“The first phase of a North Carolina State University water study on GenX is complete. Nearly every home whose tap water researchers tested last fall showed levels of GenX, and they found other perfluorinated chemicals as well. Meanwhile an environmental group in Washington has released a new map to learn more about bad drinking water across the country.
‘So we are here tonight to start to share the results from our GenX exposure study. We enrolled over 300 people in November. We collected blood and urine, and we collected tap water samples at people’s homes ……’
That’s Jane Hoppin. She’s the Deputy Director of the Center for Human Health and the Environment at N.C. State. She’s speaking to about 70 residents at UNCW’s Lumina Theater about the GenX study. Only the first part of the study is complete – the testing of tap water in peoples’ homes.
Last year, the National Institute of Environmental Health Sciences awarded Hoppin and her team of researchers a $275,000 grant.

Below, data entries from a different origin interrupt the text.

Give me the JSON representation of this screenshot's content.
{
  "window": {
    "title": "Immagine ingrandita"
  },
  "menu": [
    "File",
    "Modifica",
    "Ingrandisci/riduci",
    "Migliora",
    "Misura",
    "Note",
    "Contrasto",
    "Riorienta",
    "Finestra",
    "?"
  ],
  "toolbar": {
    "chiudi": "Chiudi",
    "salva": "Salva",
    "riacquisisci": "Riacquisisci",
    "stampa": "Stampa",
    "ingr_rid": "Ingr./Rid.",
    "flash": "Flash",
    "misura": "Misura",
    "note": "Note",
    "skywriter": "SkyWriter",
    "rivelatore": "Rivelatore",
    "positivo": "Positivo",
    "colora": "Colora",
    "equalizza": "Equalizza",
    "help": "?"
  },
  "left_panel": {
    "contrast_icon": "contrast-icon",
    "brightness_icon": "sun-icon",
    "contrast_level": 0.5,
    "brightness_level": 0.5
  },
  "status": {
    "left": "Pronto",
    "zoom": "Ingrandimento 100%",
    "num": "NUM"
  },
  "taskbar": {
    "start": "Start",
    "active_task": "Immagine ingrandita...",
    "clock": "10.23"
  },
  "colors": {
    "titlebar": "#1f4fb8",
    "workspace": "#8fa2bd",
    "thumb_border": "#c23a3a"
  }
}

The purpose is to study the region’s contamination of GenX and 16 other fluorochemicals that researchers believe come from Chemours at the Fayetteville Works facility…
‘What we can see from this is that most of the samples that were from households that are serviced with water from the Cape Fear River had measurable levels of GenX. However the concentrations, the GenX concentrations in the samples were all below the 140 parts per trillion health value.’

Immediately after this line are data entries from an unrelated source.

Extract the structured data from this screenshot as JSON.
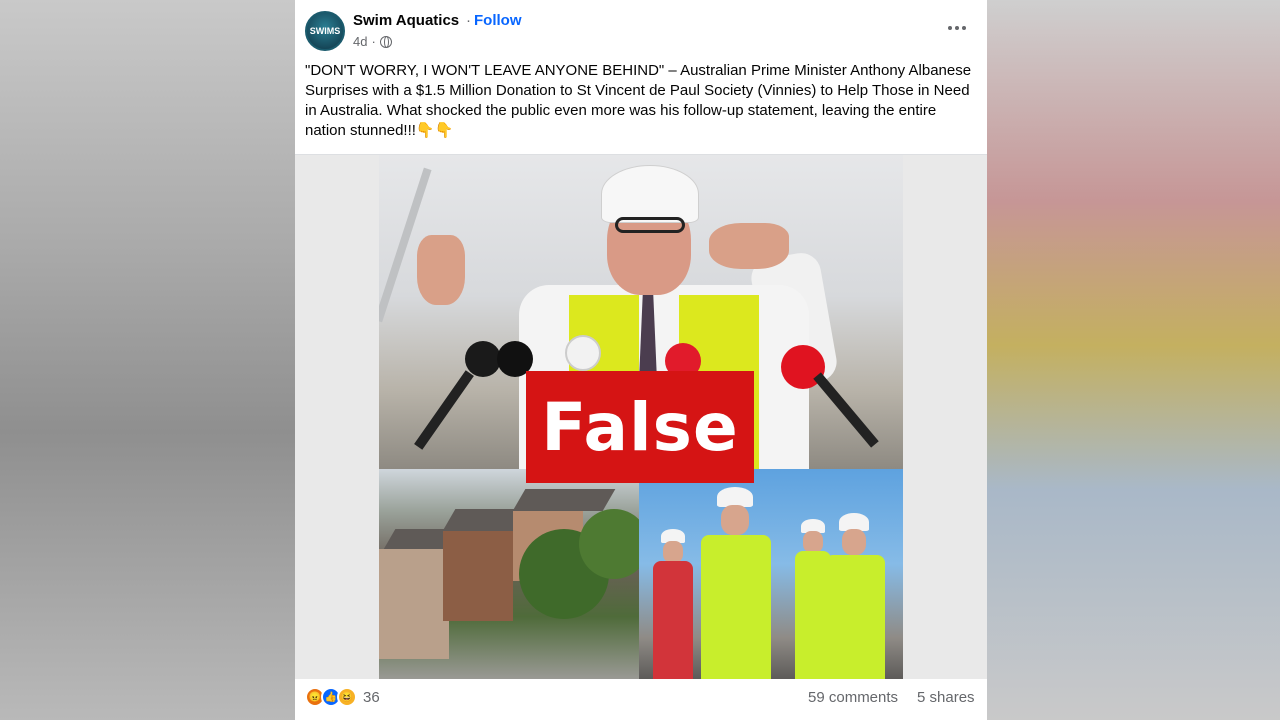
{
  "post": {
    "page_name": "Swim Aquatics",
    "separator": "·",
    "follow_label": "Follow",
    "time_ago": "4d",
    "avatar_text": "SWIMS",
    "text": "\"DON'T WORRY, I WON'T LEAVE ANYONE BEHIND\" – Australian Prime Minister Anthony Albanese Surprises with a $1.5 Million Donation to St Vincent de Paul Society (Vinnies) to Help Those in Need in Australia. What shocked the public even more was his follow-up statement, leaving the entire nation stunned!!!👇👇",
    "overlay_label": "False"
  },
  "footer": {
    "reaction_count": "36",
    "comments": "59 comments",
    "shares": "5 shares"
  },
  "icons": {
    "privacy": "globe-icon",
    "more": "more-options-icon",
    "reactions": [
      "angry-icon",
      "like-icon",
      "haha-icon"
    ]
  },
  "colors": {
    "accent": "#0866ff",
    "false_label_bg": "#d51414",
    "secondary_text": "#65676b"
  }
}
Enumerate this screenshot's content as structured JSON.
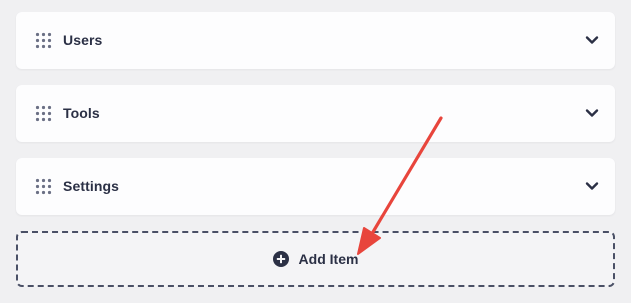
{
  "accordion": {
    "items": [
      {
        "label": "Users",
        "drag_icon": "drag-handle-icon",
        "toggle_icon": "chevron-down-icon"
      },
      {
        "label": "Tools",
        "drag_icon": "drag-handle-icon",
        "toggle_icon": "chevron-down-icon"
      },
      {
        "label": "Settings",
        "drag_icon": "drag-handle-icon",
        "toggle_icon": "chevron-down-icon"
      }
    ]
  },
  "add_item": {
    "label": "Add Item",
    "icon": "plus-circle-icon"
  },
  "annotation": {
    "icon": "arrow-icon",
    "color": "#e8453c"
  },
  "colors": {
    "background": "#f0f0f2",
    "card": "#fdfdfe",
    "text": "#2b3045",
    "dashed_border": "#4a5066"
  }
}
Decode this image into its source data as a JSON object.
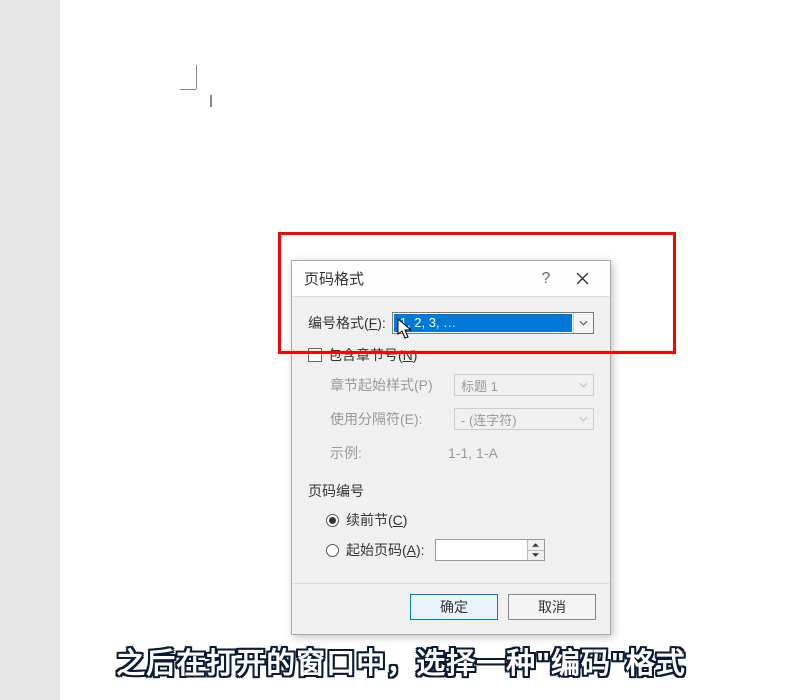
{
  "dialog": {
    "title": "页码格式",
    "help": "?",
    "number_format_label": "编号格式(",
    "number_format_hotkey": "F",
    "number_format_suffix": "):",
    "number_format_value": "1, 2, 3, …",
    "include_chapter_label": "包含章节号(",
    "include_chapter_hotkey": "N",
    "include_chapter_suffix": ")",
    "chapter_start_label": "章节起始样式(P)",
    "chapter_start_value": "标题 1",
    "separator_label": "使用分隔符(E):",
    "separator_value": "-  (连字符)",
    "example_label": "示例:",
    "example_value": "1-1, 1-A",
    "page_numbering_title": "页码编号",
    "continue_label": "续前节(",
    "continue_hotkey": "C",
    "continue_suffix": ")",
    "start_at_label": "起始页码(",
    "start_at_hotkey": "A",
    "start_at_suffix": "):",
    "start_at_value": "",
    "ok": "确定",
    "cancel": "取消"
  },
  "subtitle": "之后在打开的窗口中，选择一种\"编码\"格式"
}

While on the surface that sounds encouraging, researchers found other things as well…
EWG worked with Northeastern University in Boston to create an analysis and map of perfluorinated compound problem areas.
Phil Brown is a Professor of Health Sciences at Northeastern.
‘It became very clear very quickly that there were a lot of contamination episodes and the main reason we found them was not because government was reporting them but because they were reported by radio stations, by local newspapers, they were discovered by citizens groups, they were located and made public by very ordinary people who had no background in environmental health or political advocacy.’
Brown says that Wilmington’s leaders are discovering this is a state issue — not a federal one.”